The US is reportedly sitting on tens of millions of doses of the AstraZeneca vaccine because of a hold-up in local clinical trials.
Meanwhile, The New York Times is reporting, countries that have authorised the use of the AstraZeneca jab are pleading for access to these doses before their shelf life expires.
About 30 million doses are stored in a facility in Ohio and there’s concern that the vaccine, which has a refrigerated shelf life of up to six months, will go off before it can be be used.
There’s an argument going between between certain federal departments and the White House about the risk of these doses being wasted.
Some officials are pushing for the vaccine sitting idle to be exported to Brazil, where the government has scornfully refused to mandate or even support social distancing measures, and where the coronavirus is wildly out of control.
AstraZeneca has asked the US government if Europe could borrow these doses, which would be later replaced.
“We understand other governments may have reached out to the US government about donation of AstraZeneca doses, and we’ve asked the US government to give thoughtful consideration to these requests,” an AstraZeneca spokesman told The New York Times.
One of the problems with that idea is Europe’s widely reported ‘vaccine nationalism’ – where it blocks paid-for exports of the vaccine in order to use it in its own citizens.
Australia was caught out this way two weeks ago when Italy refused to export 250,000 doses.
So why is this happening?
The vaccine has been authorised for use in at least 70 countries – and will be the vaccine given to most Australians.
But in the US, results from local trials have not been reported, apparently because AstraZeneca dragged the chain is sharing information with the US Food and Drug Administration.
Last year it was predicted that the AstraZeneca vaccine would be the first to receive emergency authorisation in the US, because it’s relatively uncomplicated to store and transport, not requiring the extreme sub-zero temperatures needed for the Pfizer and Moderna vaccines.
Instead, those vaccines are now in use across the country. Results from a Phase III trial have been slow in forthcoming.

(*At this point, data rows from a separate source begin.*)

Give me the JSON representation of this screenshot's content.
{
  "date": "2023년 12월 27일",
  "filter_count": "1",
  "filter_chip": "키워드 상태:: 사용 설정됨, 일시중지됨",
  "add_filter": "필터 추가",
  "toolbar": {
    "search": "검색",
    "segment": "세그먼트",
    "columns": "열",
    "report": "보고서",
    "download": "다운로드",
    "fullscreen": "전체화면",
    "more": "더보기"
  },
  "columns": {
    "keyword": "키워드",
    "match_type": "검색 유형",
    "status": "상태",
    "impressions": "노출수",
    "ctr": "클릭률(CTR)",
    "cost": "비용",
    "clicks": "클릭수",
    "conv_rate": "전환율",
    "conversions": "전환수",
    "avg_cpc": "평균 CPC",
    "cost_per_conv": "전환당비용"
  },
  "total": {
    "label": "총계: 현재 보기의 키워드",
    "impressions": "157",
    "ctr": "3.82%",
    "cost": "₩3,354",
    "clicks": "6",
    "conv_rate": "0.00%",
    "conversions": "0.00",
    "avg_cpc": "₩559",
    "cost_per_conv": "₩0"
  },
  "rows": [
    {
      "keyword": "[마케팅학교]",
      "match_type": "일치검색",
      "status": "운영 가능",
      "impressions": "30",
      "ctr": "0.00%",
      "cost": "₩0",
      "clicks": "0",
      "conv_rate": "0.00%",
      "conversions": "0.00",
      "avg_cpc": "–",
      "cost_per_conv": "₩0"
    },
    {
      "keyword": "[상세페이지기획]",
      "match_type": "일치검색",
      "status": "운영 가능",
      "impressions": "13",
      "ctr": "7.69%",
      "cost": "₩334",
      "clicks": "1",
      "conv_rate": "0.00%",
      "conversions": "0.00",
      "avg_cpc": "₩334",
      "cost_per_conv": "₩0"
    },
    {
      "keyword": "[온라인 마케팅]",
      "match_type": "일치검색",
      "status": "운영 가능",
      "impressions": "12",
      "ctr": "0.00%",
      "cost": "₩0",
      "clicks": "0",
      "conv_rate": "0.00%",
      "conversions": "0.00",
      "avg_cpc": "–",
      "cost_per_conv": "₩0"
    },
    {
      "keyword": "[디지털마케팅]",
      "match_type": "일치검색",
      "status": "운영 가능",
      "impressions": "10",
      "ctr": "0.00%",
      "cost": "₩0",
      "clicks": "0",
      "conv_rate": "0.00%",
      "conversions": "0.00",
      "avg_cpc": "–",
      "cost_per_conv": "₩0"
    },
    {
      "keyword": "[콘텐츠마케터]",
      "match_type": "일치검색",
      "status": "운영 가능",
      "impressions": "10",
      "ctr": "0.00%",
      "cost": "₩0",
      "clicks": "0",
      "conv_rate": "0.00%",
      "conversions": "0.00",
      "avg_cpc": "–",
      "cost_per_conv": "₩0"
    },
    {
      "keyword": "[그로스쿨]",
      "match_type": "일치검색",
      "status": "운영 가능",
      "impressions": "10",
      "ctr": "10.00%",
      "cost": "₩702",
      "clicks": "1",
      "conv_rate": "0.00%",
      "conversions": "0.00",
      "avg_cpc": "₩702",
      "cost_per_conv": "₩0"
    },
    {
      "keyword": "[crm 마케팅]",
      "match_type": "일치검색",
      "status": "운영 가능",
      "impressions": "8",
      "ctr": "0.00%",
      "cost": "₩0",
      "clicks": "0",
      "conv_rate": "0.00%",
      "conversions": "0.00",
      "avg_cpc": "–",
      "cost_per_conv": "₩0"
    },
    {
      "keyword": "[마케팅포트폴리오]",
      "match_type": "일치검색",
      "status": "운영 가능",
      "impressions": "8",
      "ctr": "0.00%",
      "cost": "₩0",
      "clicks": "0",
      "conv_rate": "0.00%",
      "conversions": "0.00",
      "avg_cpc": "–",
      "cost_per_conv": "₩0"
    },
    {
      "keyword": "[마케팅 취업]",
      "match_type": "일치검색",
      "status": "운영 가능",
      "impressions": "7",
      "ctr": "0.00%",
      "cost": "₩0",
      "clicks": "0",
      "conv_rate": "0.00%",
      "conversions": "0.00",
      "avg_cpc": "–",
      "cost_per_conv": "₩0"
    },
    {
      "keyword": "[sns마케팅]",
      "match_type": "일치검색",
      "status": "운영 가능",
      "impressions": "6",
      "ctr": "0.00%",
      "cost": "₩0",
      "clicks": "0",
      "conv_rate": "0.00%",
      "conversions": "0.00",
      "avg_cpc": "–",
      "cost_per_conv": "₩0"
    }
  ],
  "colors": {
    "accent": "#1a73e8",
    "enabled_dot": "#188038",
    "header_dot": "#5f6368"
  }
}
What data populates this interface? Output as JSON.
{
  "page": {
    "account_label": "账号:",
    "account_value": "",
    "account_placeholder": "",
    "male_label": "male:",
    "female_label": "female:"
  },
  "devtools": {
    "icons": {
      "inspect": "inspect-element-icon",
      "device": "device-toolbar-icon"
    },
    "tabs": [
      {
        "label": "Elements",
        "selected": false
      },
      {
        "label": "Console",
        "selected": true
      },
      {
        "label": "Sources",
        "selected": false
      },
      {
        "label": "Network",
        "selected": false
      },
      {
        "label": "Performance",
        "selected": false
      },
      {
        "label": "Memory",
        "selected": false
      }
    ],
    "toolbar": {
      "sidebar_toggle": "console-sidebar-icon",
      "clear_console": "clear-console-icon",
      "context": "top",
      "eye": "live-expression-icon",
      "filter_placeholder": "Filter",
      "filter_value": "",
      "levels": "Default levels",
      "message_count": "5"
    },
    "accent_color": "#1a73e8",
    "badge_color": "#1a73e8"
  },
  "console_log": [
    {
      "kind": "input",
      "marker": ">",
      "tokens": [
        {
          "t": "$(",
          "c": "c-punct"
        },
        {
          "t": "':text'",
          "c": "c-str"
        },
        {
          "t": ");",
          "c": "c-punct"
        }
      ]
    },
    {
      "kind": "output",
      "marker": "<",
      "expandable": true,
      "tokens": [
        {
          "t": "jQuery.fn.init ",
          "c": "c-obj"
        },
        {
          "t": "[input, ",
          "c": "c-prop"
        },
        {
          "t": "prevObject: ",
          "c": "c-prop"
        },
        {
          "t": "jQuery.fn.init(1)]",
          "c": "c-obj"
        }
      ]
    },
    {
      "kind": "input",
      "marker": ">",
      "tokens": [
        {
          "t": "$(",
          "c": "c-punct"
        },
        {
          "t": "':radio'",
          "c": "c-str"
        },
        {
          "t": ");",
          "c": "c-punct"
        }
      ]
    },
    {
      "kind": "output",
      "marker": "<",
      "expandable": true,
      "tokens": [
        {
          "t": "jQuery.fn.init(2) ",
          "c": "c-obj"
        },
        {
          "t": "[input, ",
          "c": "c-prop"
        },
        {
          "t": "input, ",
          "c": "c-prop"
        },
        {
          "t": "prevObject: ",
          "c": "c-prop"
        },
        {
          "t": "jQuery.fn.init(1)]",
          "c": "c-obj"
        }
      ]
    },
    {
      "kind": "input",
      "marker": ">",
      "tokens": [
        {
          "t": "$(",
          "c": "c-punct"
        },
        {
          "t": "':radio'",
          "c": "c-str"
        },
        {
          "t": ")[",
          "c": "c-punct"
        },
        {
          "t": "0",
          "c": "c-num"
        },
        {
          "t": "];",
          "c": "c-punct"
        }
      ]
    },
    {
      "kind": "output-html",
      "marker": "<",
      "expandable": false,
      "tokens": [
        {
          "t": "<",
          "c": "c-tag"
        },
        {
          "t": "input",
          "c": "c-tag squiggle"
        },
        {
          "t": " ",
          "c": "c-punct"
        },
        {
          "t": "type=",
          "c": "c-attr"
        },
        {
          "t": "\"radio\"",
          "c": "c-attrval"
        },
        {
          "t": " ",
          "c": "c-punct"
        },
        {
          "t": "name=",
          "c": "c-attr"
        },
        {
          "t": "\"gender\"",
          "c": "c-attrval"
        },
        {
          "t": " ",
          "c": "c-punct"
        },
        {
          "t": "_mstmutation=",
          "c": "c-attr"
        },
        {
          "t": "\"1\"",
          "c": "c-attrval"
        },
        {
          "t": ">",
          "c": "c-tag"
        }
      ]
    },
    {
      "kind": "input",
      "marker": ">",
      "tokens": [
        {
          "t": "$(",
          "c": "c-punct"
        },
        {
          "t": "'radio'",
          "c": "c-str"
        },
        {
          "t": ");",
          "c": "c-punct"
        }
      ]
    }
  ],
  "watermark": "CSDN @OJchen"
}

According to The Times, that trial was halted for nearly seven weeks last year because the company dragged its heels in providing the F.D.A. with “evidence that the vaccine had not caused serious neurological side effects in two volunteers.”
Several countries in Europe have suspended rollout of the AstraZeneca vaccine because some recipients have developed blood clots. So far, investigators say it appears the blood clots would have occurred regardless of the vaccine.
The main reason why the US is refusing to share its AstraZeneca stockpile with countries in need is because it’s not a good look, politically, at home. Vaccinations are gaining significant pace in the US, but in a country of nearly 330 million people, there are big holes in the roll-out.
“If we have a surplus, we’re going to share it with the rest of the world,” President Joe Biden told a press conference this week, regarding vaccines.
“We’re going to start off making sure Americans are taken care of first.”